Le Parti libéral du premier ministre Justin Trudeau reste au gouvernement, mais a perdu sa majorité parlementaire. Il a obtenu moins de voix que n’importe quel parti au pouvoir dans l’histoire du Canada. Il a obtenu moins de voix que le Parti conservateur, le parti de l’opposition, mais a obtenu plus de sièges. Les libéraux ne peuvent adopter de loi sans obtenir le vote d’au moins un des autres partis, les conservateurs, le Bloc québécois ou le Nouveau parti démocratique.

La crise du capitalisme est enracinée dans la courbe descendante du capitalisme mondial qui a débuté au milieu des années 1970 et qui découle de la chute du taux de profit des corporations capitalistes, a dit Steve Penner. Cela a amplifié les rivalités entre les puissances capitalistes mondiales qui tentent toutes de renforcer leur propre position.

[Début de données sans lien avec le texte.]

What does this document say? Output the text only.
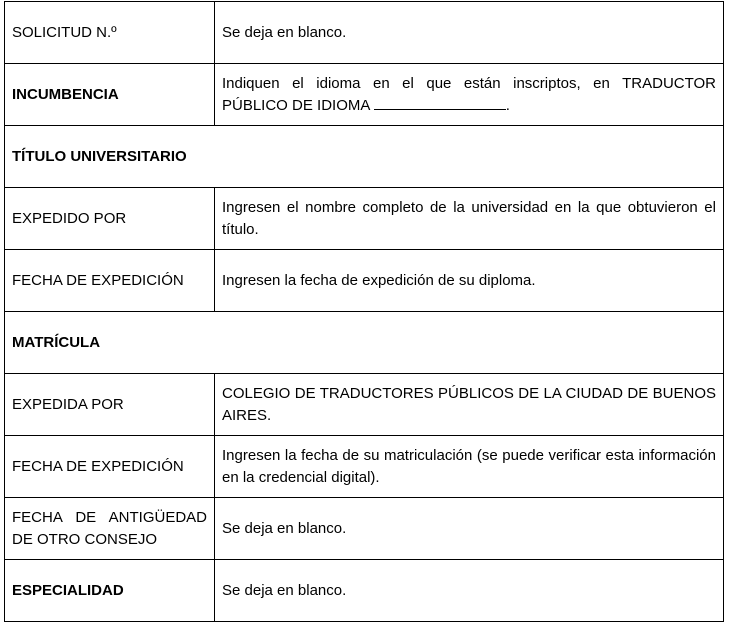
SOLICITUD N.º	Se deja en blanco.
INCUMBENCIA	Indiquen el idioma en el que están inscriptos, en TRADUCTOR
PÚBLICO DE IDIOMA .

TÍTULO UNIVERSITARIO	
EXPEDIDO POR	Ingresen el nombre completo de la universidad en la que obtuvieron el título.
FECHA DE EXPEDICIÓN	Ingresen la fecha de expedición de su diploma.
MATRÍCULA	
EXPEDIDA POR	COLEGIO DE TRADUCTORES PÚBLICOS DE LA CIUDAD DE BUENOS AIRES.
FECHA DE EXPEDICIÓN	Ingresen la fecha de su matriculación (se puede verificar esta información en la credencial digital).
FECHA DE ANTIGÜEDAD DE OTRO CONSEJO	Se deja en blanco.
ESPECIALIDAD	Se deja en blanco.
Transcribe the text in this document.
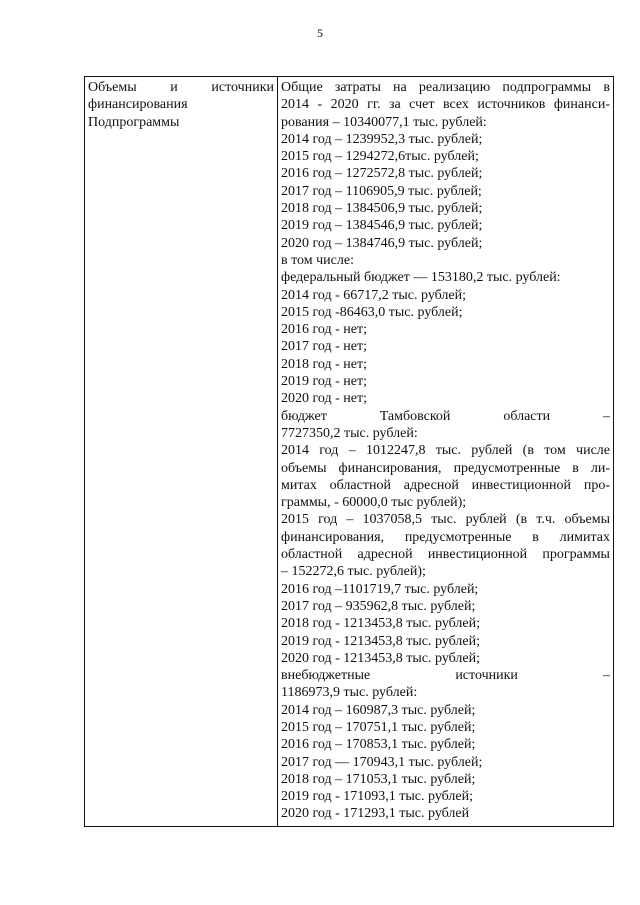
5
Объемы и источники
финансирования
Подпрограммы

Общие затраты на реализацию подпрограммы в
2014 - 2020 гг. за счет всех источников финанси-
рования – 10340077,1 тыс. рублей:
2014 год – 1239952,3 тыс. рублей;
2015 год – 1294272,6тыс. рублей;
2016 год – 1272572,8 тыс. рублей;
2017 год – 1106905,9 тыс. рублей;
2018 год – 1384506,9 тыс. рублей;
2019 год – 1384546,9 тыс. рублей;
2020 год – 1384746,9 тыс. рублей;
в том числе:
федеральный бюджет — 153180,2 тыс. рублей:
2014 год - 66717,2 тыс. рублей;
2015 год -86463,0 тыс. рублей;
2016 год - нет;
2017 год - нет;
2018 год - нет;
2019 год - нет;
2020 год - нет;
бюджет	Тамбовской	области	–
7727350,2 тыс. рублей:
2014 год – 1012247,8 тыс. рублей (в том числе
объемы финансирования, предусмотренные в ли-
митах областной адресной инвестиционной про-
граммы, - 60000,0 тыс рублей);
2015 год – 1037058,5 тыс. рублей (в т.ч. объемы
финансирования, предусмотренные в лимитах
областной адресной инвестиционной программы
– 152272,6 тыс. рублей);
2016 год –1101719,7 тыс. рублей;
2017 год – 935962,8 тыс. рублей;
2018 год - 1213453,8 тыс. рублей;
2019 год - 1213453,8 тыс. рублей;
2020 год - 1213453,8 тыс. рублей;
внебюджетные	источники	–
1186973,9 тыс. рублей:
2014 год – 160987,3 тыс. рублей;
2015 год – 170751,1 тыс. рублей;
2016 год – 170853,1 тыс. рублей;
2017 год — 170943,1 тыс. рублей;
2018 год – 171053,1 тыс. рублей;
2019 год - 171093,1 тыс. рублей;
2020 год - 171293,1 тыс. рублей
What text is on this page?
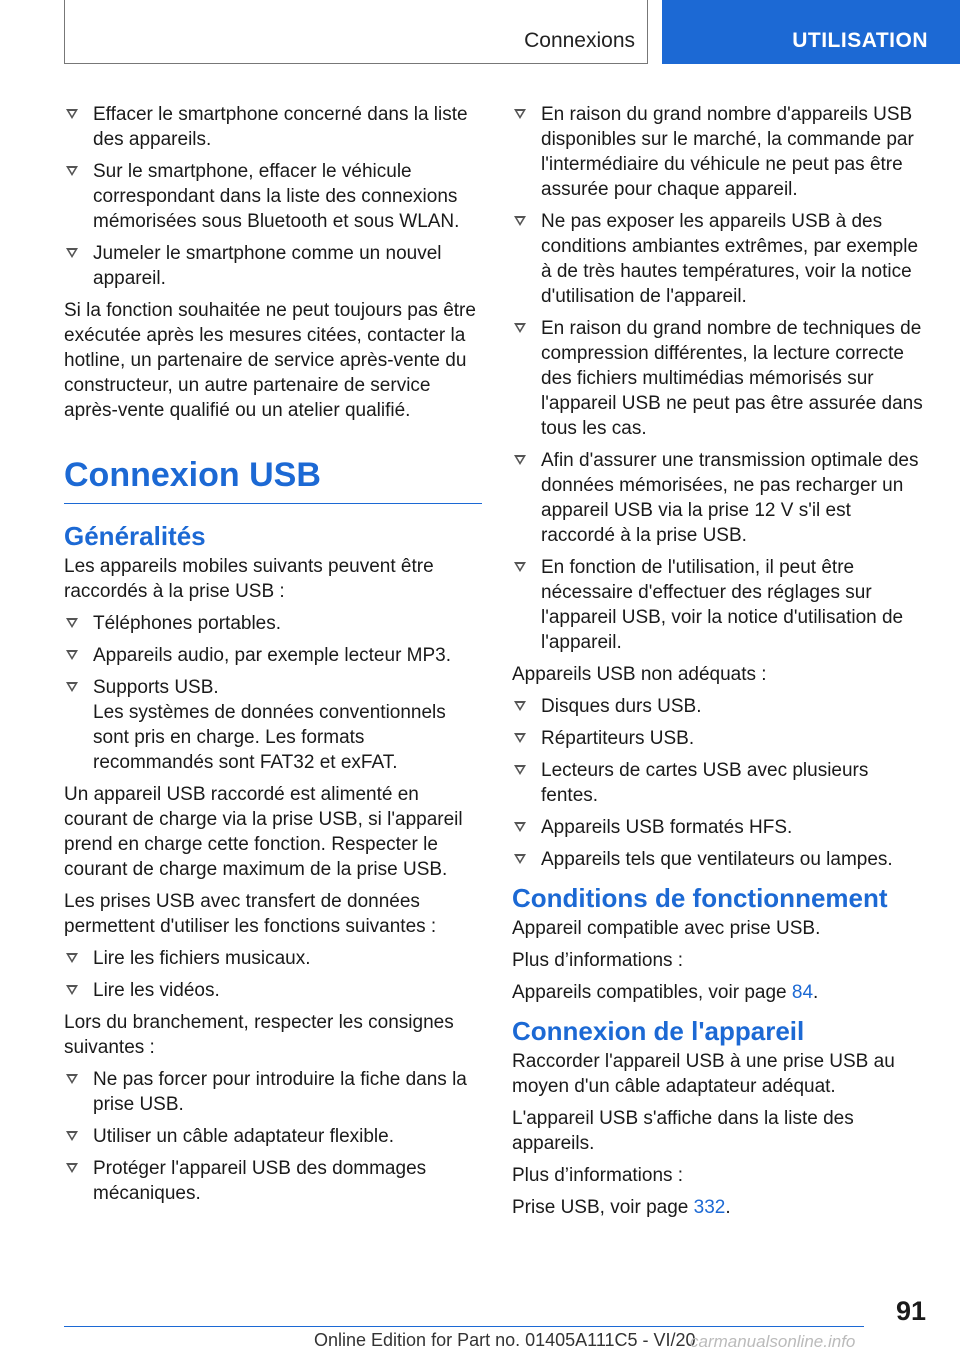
Connexions	UTILISATION
Effacer le smartphone concerné dans la liste des appareils.
Sur le smartphone, effacer le véhicule correspondant dans la liste des connexions mémorisées sous Bluetooth et sous WLAN.
Jumeler le smartphone comme un nouvel appareil.

Si la fonction souhaitée ne peut toujours pas être exécutée après les mesures citées, contacter la hotline, un partenaire de service après-vente du constructeur, un autre partenaire de service après-vente qualifié ou un atelier qualifié.

Connexion USB
Généralités

Les appareils mobiles suivants peuvent être raccordés à la prise USB :

Téléphones portables.
Appareils audio, par exemple lecteur MP3.
Supports USB.
Les systèmes de données conventionnels sont pris en charge. Les formats recommandés sont FAT32 et exFAT.

Un appareil USB raccordé est alimenté en courant de charge via la prise USB, si l'appareil prend en charge cette fonction. Respecter le courant de charge maximum de la prise USB.

Les prises USB avec transfert de données permettent d'utiliser les fonctions suivantes :

Lire les fichiers musicaux.
Lire les vidéos.

Lors du branchement, respecter les consignes suivantes :

Ne pas forcer pour introduire la fiche dans la prise USB.
Utiliser un câble adaptateur flexible.
Protéger l'appareil USB des dommages mécaniques.
En raison du grand nombre d'appareils USB disponibles sur le marché, la commande par l'intermédiaire du véhicule ne peut pas être assurée pour chaque appareil.
Ne pas exposer les appareils USB à des conditions ambiantes extrêmes, par exemple à de très hautes températures, voir la notice d'utilisation de l'appareil.
En raison du grand nombre de techniques de compression différentes, la lecture correcte des fichiers multimédias mémorisés sur l'appareil USB ne peut pas être assurée dans tous les cas.
Afin d'assurer une transmission optimale des données mémorisées, ne pas recharger un appareil USB via la prise 12 V s'il est raccordé à la prise USB.
En fonction de l'utilisation, il peut être nécessaire d'effectuer des réglages sur l'appareil USB, voir la notice d'utilisation de l'appareil.

Appareils USB non adéquats :

Disques durs USB.
Répartiteurs USB.
Lecteurs de cartes USB avec plusieurs fentes.
Appareils USB formatés HFS.
Appareils tels que ventilateurs ou lampes.
Conditions de fonctionnement

Appareil compatible avec prise USB.

Plus d’informations :

Appareils compatibles, voir page 84.

Connexion de l'appareil

Raccorder l'appareil USB à une prise USB au moyen d'un câble adaptateur adéquat.

L'appareil USB s'affiche dans la liste des appareils.

Plus d’informations :

Prise USB, voir page 332.

91
Online Edition for Part no. 01405A111C5 - VI/20
carmanualsonline.info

« Les familles dirigeantes du Canada sont beaucoup plus faibles que celles des plus grands pays capitalistes du monde, a expliqué Steve Penner. Elles ne peuvent rien faire d’autre que de s’accrocher aux basques des capitalistes des États-Unis et soutenir leur politique étrangère impérialiste, du Moyen-Orient à Cuba et au Venezuela, dans l’espoir que Washington les récompensera.

« Le fait que Donald Trump ait pu déchirer unilatéralement l’Accord de libre-échange nord-américain avec le Canada et le Mexique et imposer un nouveau pacte commercial aux deux pays montre que cette « stratégie » d’Ottawa lui procure très peu de résultats, » a dit Steve Penner. Ni Ottawa ni Washington n’ont encore approuvé le nouveau pacte.

« Les dirigeants canadiens ont aussi besoin d’un gouvernement central fort pour freiner la résistance de la classe ouvrière, qui menacera inévitablement leur pouvoir à mesure que la crise capitaliste s’approfondira, a soutenu Steve Penner. Mais un gouvernement fédéral fort, c’est exactement ce qu’ils n’ont pas. »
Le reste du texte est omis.